Humans are imperfect. We have accidents; we make mistakes; we believe and say things that later turn out to be wrong.
We say things we don't mean; we mean things we don't say.
This is all part of our human imperfection, yes, but some people seem to use that imperfection as an excuse. If you explicitly quote them and point out a contradiction, they insist they obviously didn't mean that or say things that don't actually address what's under discussion, often flipping things to claim what you've been saying all along, as if they've been the ones saying it and you haven't, and often providing evidence that doesn't actually prove your point.
Some folks make such accidents because they don't actually understand how words work together, and it's tempting to give folks the benefit of the doubt…and the benefit of the doubt…and the benefit of the doubt…
When Satan lied to Eve, it was subtly—and he actually started with a question, "Did God really say…?" and then essentially fed her what would appeal to her, what she would want to hear.
And the serpent said unto the woman, Ye shall not surely die:
For God doth know that in the day ye eat thereof, then your eyes shall be opened, and ye shall be as gods, knowing good and evil.Genesis 3:4–5, KJV
And it started out with something that wasn't even untrue. It was just a question.

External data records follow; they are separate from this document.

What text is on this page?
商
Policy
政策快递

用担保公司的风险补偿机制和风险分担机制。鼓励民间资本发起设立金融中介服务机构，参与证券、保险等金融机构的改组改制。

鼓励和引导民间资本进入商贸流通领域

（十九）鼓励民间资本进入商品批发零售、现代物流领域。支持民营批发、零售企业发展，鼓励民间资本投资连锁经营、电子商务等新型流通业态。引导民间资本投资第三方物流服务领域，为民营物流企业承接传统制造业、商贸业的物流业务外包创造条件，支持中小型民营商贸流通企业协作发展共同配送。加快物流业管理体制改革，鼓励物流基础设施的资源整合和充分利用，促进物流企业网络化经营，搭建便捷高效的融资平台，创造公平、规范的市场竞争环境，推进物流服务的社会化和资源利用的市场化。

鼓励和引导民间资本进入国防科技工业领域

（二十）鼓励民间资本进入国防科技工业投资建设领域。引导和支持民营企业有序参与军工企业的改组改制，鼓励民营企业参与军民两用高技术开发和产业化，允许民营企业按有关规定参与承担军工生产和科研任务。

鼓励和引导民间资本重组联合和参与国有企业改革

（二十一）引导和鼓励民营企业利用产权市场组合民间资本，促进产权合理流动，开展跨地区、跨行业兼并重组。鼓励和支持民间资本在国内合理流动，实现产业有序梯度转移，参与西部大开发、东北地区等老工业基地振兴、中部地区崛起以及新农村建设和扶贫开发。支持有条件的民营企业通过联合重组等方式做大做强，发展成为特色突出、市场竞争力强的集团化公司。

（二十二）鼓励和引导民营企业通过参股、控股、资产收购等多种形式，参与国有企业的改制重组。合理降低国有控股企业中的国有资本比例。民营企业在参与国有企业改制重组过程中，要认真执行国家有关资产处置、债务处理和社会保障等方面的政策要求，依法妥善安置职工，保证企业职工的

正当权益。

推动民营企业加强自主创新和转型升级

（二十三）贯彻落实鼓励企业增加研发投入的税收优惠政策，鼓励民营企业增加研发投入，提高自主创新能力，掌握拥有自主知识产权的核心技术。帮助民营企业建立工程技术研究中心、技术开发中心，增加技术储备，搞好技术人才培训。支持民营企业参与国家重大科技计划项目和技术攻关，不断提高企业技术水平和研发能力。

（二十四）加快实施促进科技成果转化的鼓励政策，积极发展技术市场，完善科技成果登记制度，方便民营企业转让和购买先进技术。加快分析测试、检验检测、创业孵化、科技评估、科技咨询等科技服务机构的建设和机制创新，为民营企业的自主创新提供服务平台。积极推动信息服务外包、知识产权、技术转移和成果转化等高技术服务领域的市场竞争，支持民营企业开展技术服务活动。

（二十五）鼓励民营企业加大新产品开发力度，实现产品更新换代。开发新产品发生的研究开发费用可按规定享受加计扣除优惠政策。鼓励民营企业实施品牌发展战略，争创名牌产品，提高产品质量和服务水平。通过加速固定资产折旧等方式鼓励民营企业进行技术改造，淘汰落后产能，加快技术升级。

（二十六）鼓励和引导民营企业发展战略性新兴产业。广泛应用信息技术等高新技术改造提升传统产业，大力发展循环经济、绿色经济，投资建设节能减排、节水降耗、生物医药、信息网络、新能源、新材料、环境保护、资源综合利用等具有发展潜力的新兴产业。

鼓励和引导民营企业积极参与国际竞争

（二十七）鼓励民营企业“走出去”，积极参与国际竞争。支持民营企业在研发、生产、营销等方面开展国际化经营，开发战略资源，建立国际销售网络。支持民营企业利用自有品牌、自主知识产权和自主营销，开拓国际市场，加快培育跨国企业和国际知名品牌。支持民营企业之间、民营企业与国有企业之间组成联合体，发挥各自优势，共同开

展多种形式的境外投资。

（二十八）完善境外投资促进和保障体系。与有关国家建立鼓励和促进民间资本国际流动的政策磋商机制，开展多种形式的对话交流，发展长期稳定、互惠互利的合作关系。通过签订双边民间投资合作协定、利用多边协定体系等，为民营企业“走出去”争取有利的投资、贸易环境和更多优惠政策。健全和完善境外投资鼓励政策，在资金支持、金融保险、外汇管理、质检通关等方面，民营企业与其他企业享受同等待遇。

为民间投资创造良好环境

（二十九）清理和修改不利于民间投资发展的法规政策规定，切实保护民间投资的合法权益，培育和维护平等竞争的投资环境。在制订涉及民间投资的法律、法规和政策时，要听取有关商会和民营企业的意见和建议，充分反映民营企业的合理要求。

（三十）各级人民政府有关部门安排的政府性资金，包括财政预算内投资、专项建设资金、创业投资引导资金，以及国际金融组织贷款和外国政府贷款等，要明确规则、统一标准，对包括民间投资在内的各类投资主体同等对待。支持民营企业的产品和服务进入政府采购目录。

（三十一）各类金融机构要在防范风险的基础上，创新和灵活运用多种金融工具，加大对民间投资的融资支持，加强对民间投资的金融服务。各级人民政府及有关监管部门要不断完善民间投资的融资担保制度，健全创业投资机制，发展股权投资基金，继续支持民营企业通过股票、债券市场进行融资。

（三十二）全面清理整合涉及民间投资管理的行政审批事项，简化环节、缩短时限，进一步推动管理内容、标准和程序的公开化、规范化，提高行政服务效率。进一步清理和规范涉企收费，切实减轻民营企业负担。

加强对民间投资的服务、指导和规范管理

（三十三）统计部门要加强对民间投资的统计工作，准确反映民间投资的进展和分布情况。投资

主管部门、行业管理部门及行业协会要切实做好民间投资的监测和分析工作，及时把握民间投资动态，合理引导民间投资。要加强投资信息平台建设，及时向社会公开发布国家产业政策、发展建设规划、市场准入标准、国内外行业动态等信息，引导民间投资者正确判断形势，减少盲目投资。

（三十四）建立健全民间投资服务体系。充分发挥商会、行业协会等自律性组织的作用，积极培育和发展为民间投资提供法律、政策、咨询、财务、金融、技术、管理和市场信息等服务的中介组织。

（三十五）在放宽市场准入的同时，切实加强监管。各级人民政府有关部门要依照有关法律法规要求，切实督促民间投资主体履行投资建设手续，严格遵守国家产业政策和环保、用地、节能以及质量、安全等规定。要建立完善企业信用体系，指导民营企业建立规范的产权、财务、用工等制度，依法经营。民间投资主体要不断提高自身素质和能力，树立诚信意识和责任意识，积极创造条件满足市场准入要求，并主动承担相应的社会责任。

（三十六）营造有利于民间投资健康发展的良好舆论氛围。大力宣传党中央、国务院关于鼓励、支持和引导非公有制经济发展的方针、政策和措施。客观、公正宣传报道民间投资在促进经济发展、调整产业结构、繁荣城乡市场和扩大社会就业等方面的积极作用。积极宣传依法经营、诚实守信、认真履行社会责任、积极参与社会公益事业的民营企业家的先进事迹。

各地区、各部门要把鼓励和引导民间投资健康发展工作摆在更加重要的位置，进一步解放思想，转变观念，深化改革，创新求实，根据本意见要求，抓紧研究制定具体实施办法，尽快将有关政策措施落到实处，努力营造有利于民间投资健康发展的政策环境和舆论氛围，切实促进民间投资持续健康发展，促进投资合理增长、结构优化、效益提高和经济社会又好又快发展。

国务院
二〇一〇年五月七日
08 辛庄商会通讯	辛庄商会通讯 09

We as Christians are told to be sly as serpents (Matthew 10:16), so obviously we're not to shun subtle communication. We're to use it.
But to use it, we have to understand it and be able to recognize it.
And far too often, we are pressured—by others or by our own consciences—to ignore things that signal fruits in others, while they take things like a problematic typo (that we apologize for and seek to avoid) as evidence that something's wrong with us. Or if we actually do point out or respond to someone's fruits, we're being "unChristian" or "unloving" (and the verses referenced don't actually say what those making the accusations claim they say).
There are tactics of communication, ways to make things insidious and to hide arguments and to push points on folks' minds while burying them so they're less likely to be consciously noticed. Such people often—but not always—also misuse words, sometimes only in ever-so-slightly wrong ways. Sometimes it's just "wrong" in that the phrasing has particular implications that actually sabotage the point rather than support it.
(Note that it's entirely possible to actually argue against something by ostensibly arguing for it.)
I'm seriously considering pointing out an explicit example of what I'm talking about, with an overall true and solid post I happened across that has some extremely troubling tidbits, with how the logic fallacies are worked in and with what certain phrasing indicates. I want to think it's an accident, but the structure and phrasing isn't something that can naturally happen on accident.
And yet, if I point it out, I know I'll get heckled and my trustworthiness questioned over my own imperfections and the way I make allowances for multiple possible answers—which will be misinterpreted by some as me saying "This is what the Bible is saying here!" when what I'm actually saying is "This could be what the Bible is saying here".
That twisting of words seems common, among folks who use certain communication tactics and are confronted on it…enough so that, perhaps, using those tactics at all might be an indicator.
And there are multiple verses in Scripture indicating that we as Christians are supposed to watch for those subtle clues…so are even well-intended sheep of Christ so quick to dismiss such attention as "unChristian"? Perhaps such acknowledged attention to nuance is a sign of trustworthiness, even when it's a nuance that says, "Oh, you're right. I did say X. Oops! Not what I meant!"
And perhaps folks slipping logical fallacies, misused words, and outright falsehoods into an otherwise true discussion is a signal that they aren't trustworthy.